PULLMAN, Wash. – Washington State University today announced it received an in-kind software grant from Siemens PLM Software.
The in-kind grant gives WSU students access to the same technology that companies around the world depend on every day to develop innovative products in a wide variety of industries including automotive, aerospace, machinery, shipbuilding, high-tech electronics and many more.
Graduates with this type of software training are highly-recruited candidates for advanced technology jobs.
The in-kind grant was provided by the Siemens PLM Software’s academic program that delivers PLM software for schools at every academic level. Siemens PLM Software is a leading global provider of product lifecycle management (PLM) software and services.
The in-kind grant for WSU includes Siemens PLM Software’s NX™ software, a leading integrated solution for computer-aided design, manufacturing and engineering (CAD/CAM/CAE).
“By using the same technology in the classroom that is used by companies all over the world to develop a wide variety of products, our students gain important real- world experience during their studies that will serve them well after graduation,’’ said Candis Claiborn, dean of the Voiland College of Engineering and Architecture. “We are excited to work with Siemens PLM Software to provide industry-leading technology in the classroom.”
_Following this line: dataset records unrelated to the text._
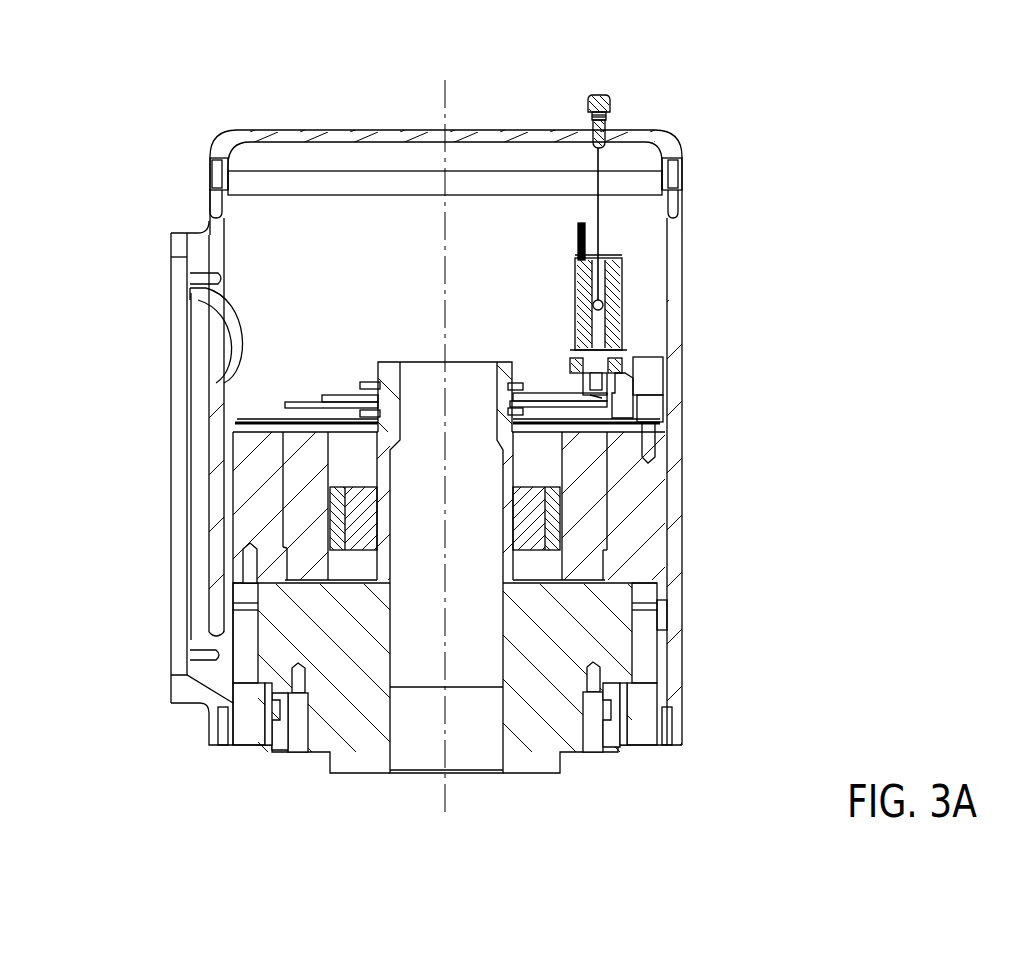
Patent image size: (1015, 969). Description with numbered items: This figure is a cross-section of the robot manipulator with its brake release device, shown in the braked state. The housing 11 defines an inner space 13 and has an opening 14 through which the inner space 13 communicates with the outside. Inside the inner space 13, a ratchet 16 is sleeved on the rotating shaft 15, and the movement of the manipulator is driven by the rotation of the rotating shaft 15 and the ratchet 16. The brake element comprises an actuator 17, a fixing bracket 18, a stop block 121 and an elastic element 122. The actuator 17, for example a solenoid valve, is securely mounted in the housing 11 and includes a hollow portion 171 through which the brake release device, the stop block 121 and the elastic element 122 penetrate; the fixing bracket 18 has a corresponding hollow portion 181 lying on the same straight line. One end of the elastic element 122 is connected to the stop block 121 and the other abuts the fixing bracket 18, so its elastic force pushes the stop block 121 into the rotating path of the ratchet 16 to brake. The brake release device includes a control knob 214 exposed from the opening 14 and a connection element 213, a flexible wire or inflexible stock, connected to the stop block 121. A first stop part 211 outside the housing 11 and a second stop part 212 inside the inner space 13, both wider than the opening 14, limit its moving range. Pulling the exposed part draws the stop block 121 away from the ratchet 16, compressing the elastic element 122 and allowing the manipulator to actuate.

The housing 11 is at (249, 135).
The inner space 13 is at (242, 228).
The rotating shaft 15 is at (377, 363).
The opening 14 is at (649, 96).
The first stop part 211 is at (603, 95).
The control knob 214 is at (607, 118).
The second stop part 212 is at (607, 147).
The connection element 213 is at (600, 240).
The hollow portion 181 is at (607, 257).
The actuator 17 is at (713, 294).
The hollow portion 171 is at (605, 307).
The elastic element 122 is at (622, 350).
The stop block 121 is at (605, 386).
The ratchet 16 is at (600, 458).
The fixing bracket 18 is at (572, 362).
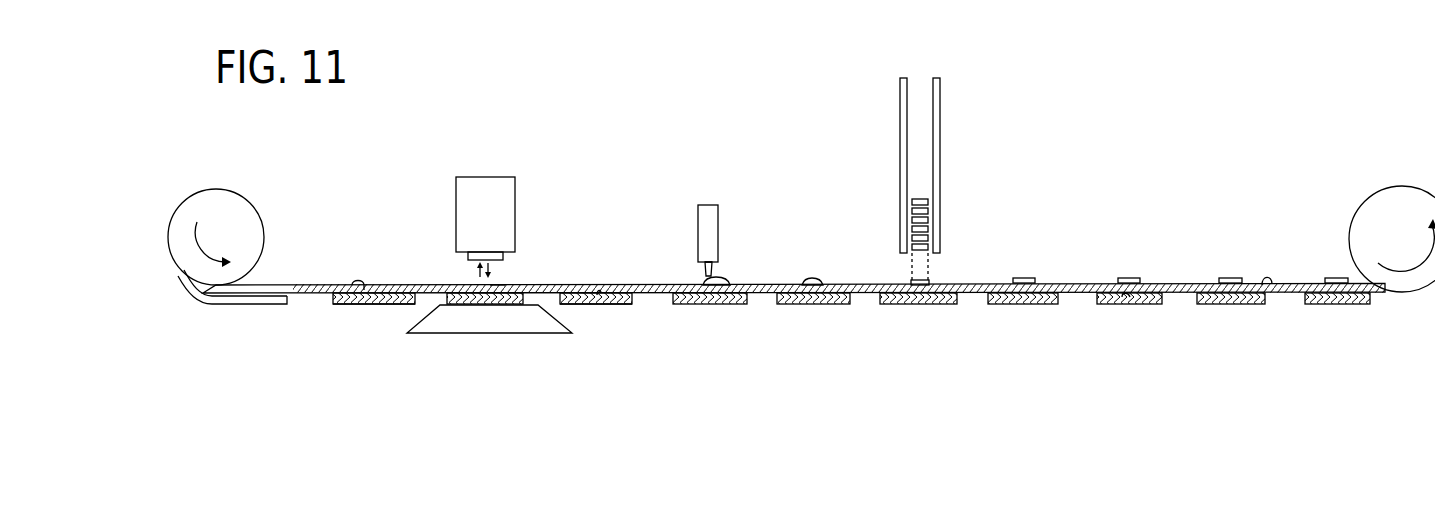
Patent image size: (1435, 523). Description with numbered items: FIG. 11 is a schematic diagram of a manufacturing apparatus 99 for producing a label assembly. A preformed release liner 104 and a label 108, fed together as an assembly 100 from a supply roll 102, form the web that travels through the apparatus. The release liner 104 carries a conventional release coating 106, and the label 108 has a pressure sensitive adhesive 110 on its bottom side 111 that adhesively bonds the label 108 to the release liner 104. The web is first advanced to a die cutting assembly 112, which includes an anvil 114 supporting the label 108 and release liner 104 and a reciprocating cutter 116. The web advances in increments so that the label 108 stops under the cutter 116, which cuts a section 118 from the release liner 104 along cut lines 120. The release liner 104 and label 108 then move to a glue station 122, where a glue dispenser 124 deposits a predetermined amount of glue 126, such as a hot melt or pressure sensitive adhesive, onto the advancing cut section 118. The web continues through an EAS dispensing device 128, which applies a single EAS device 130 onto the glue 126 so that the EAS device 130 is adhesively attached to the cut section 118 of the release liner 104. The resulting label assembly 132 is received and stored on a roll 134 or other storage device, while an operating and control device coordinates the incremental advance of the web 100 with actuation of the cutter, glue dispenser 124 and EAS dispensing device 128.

The manufacturing apparatus 99 is at (708, 166).
The assembly 100 is at (238, 310).
The supply roll 102 is at (237, 204).
The release liner 104 is at (310, 286).
The release coating 106 is at (307, 295).
The label 108 is at (378, 305).
The pressure sensitive adhesive 110 is at (335, 295).
The bottom side 111 is at (352, 285).
The die cutting assembly 112 is at (494, 166).
The anvil 114 is at (480, 320).
The reciprocating cutter 116 is at (505, 257).
The cut section 118 is at (498, 285).
The cut lines 120 is at (468, 285).
The glue station 122 is at (725, 202).
The glue dispenser 124 is at (712, 236).
The glue 126 is at (802, 280).
The EAS dispensing device 128 is at (957, 99).
The EAS device 130 is at (932, 281).
The label assembly 132 is at (1037, 320).
The roll 134 is at (1383, 180).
WSU students in Pullman and Everett will use the software in their senior mechanical engineering capstone design courses and, in particular, as part of the AerosPACE, or Aerospace Partners for the Advancement of Collaborative Engineering, program. The Boeing Company started AerosPACE in 2013 to give students real-world collaboration practice before entering the job market. Students in the program work two semesters as part of a multi-disciplinary team with students from several other universities as well as with industry partners on designing, building, and flying an unmanned aerial vehicle. WSU’s Everett program is led by Professor Xiaopeng Bi.
This year, the students developed an unmanned surveillance aircraft for wildland firefighting. Effectively controlling tens of thousands of fires a year around the country requires tight coordination of personnel, vehicles, equipment, and time, according to Bi. Firefighters need to augment their information about wildfire growth affordably in real time. An unmanned surveillance aircraft can lower costs and provide a safer alternative to a manned aircraft. The students successfully tested and flew their plane in April.
“This partnership enables us to meet the needs of employers and prepare students for these significant high-paying STEM careers,” said Bi.
“Siemens PLM Software is dedicated to helping develop the next generation of highly trained and highly qualified engineers and technologists,’’ said Dora Smith, global director, Academic Partner Program, Siemens PLM Software. “Our academic partnership with WSU encourages students to pursue careers that will revitalize manufacturing in the U.S. and around the world.”
Note: NX is a trademark or registered trademark of Siemens Product Lifecycle Management Software Inc. or its subsidiaries in the United States and in other countries.